Li a obra de Rosa Lobato de Faria entre Portugal e Brasil. Comprei o livrinho por 6,50 na Leya de Aveiro, numa das nossas buscas por pechinchas literárias. O livro aguardou pacientemente a sua vez, pois levei-o para casa naquele tempo em que lutava para deixar as coisas em ordem para a travessia. A leitura veio pela metade e foi concluída já em Garanhuns. O romance é baseado na lenda do amor de Pedro e Inês de Castro. No Brasil, usualmente utilizamos o ditado: “Agora é tarde, Inês é morta.” Mamãe sempre dizia-nos isso, emendando no final com um sonoro “Não dou jeito”, quando fazíamos nossas bobagens de criança, para as quais buscávamos remédio para o irremediável. Há coisas que depois de quebradas, não há mais conserto, seja um jarro, um copo daqueles que jaziam na cristaleira esperando uma ocasião especial ou uma visita distinta, bem como confiança perdida. Entendi o dito quando Ilma fazia História na UPE. Na partilha de sua sabedoria, minha irmã me explicou no caminho de casa o que havia aprendido numa aula de História do Brasil, com o Prof. Zoroastro. A Inês do ditado era a Inês de Castro, a rainha que foi coroada depois de morta. Pedro era filho de Afonso IV (há tanta coisa em Portugal com o nome desse rei... ele deve ter sido realmente importante!), que não aceitava o amor do filho pela moça, pois já havia negociado um casamento mais vantajoso. Como nada demovia a paixão do jovem príncipe, mandou matar a rapariga no Jardim dos Amores, em Coimbra. Inês viveu algum tempo no Convento da Ordem de Santa Clara, aquele que já vos falei no post "Santa Clara, clareai!". A morte não curou a paixão, por sua vez despoletou a loucura. Quando foi avisado que a Inês morrera, Pedro ordenou que a desenterrassem e corou o cadáver, obrigando até a corte a beijar a mão da rainha morta. Sobre a coroação, Pedro reflete: “Enquanto o povo me aclamava em delírio, senti mais vazio que nunca o teu trono junto ao meu. Nunca mais um momento de alegria pôde ser vivido sem amargura, nunca mais um momento de triunfo ficou livre do sabor da derrota. E o poder teve para mim o gosto avinagrado da solidão.” (p. 172)

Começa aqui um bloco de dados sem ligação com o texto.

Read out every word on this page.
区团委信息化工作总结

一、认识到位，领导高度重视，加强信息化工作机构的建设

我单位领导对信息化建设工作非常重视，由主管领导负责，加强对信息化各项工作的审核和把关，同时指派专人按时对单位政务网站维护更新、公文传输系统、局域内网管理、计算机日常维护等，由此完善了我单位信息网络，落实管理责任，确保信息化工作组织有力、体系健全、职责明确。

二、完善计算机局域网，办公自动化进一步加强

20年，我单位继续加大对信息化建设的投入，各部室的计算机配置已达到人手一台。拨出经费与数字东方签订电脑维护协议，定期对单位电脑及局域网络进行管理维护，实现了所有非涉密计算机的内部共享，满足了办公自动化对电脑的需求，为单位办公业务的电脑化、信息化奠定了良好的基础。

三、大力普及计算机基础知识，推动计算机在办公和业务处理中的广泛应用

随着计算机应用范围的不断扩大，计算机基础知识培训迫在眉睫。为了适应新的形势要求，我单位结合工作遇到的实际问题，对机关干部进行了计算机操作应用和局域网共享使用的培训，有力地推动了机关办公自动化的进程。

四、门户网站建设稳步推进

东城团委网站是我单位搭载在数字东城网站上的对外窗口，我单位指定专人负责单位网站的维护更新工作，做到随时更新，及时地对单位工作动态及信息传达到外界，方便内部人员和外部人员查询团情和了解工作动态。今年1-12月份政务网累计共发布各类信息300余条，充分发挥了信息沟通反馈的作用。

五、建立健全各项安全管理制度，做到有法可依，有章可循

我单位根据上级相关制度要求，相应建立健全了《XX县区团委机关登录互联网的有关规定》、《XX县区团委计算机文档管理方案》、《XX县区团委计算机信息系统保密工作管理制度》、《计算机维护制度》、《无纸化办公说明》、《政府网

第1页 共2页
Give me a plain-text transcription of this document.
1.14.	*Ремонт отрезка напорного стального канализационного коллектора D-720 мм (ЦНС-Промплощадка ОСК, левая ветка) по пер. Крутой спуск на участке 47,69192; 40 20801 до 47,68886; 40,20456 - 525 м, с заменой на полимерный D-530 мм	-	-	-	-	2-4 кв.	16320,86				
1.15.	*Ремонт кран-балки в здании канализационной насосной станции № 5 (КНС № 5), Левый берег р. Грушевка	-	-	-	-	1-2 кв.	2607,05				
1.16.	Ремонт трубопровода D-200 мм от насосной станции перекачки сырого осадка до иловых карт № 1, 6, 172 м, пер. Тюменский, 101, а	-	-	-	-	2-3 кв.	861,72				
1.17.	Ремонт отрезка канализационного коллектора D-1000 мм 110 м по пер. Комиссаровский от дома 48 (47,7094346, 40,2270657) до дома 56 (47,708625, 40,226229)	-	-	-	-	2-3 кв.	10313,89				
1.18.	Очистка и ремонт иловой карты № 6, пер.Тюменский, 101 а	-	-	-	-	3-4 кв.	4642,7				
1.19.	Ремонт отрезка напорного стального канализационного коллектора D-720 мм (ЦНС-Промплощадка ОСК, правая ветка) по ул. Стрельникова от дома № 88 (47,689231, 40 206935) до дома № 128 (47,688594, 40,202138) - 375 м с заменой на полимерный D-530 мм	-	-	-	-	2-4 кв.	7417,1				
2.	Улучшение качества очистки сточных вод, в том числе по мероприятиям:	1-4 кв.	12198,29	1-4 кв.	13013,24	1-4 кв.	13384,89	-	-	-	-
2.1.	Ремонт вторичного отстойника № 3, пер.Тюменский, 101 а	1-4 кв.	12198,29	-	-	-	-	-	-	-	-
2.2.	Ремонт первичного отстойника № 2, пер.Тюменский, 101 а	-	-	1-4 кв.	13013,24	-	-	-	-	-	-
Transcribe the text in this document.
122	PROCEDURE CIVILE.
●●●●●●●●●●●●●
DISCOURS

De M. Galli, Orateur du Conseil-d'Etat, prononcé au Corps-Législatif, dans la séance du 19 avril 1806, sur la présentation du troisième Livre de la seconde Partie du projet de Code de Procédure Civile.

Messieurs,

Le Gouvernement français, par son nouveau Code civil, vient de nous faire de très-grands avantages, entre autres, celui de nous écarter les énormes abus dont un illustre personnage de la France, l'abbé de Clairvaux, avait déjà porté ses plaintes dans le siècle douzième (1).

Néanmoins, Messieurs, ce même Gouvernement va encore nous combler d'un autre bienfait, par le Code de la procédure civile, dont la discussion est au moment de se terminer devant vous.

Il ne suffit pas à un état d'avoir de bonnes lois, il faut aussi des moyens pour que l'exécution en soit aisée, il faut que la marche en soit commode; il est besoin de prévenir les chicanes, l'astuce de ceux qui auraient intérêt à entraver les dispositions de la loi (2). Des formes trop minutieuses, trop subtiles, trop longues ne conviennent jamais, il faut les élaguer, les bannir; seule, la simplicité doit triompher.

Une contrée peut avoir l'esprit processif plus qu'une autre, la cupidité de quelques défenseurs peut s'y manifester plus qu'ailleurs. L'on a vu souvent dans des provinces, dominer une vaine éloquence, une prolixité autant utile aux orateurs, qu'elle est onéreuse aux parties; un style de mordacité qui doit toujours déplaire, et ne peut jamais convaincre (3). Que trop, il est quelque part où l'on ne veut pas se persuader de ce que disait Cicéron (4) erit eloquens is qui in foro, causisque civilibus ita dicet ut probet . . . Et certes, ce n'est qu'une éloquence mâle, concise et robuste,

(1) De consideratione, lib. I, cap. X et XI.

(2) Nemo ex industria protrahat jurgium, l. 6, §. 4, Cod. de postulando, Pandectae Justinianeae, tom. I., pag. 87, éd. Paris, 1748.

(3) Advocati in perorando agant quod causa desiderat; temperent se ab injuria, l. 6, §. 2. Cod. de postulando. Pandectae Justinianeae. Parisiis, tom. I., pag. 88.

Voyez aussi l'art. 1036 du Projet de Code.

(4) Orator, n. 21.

Nesta obra, a autora habilmente vai além do relato da paixão lendária de Pedro e Inês de Castro. Delineia o mesmo infortúnio em três vidas consecutivas, nas quais Pedro e Inês se reencontram para viver a mesma história: a primeira se dá em 1320-1367, a partir dos registros da História de Portugal. A segunda encarnação e o novo reencontro ocorre no período de 1963-2006,onde intrigas de uma rica família industrial dá cabo ao amor dos dois. A terceira e última encarnação de Pedro e Inês decorre em 2084-2105, em um futuro fictício, em que as regras sociais de uma pretensa sociedade perfeita e ecologicamente equilibrada afasta os amantes, que morrem solitários suicidas. Para Pedro “ninguém morreu, nunca ninguém morre, só quem nos matamos na memória, no pensamento e no coração.”(p.9)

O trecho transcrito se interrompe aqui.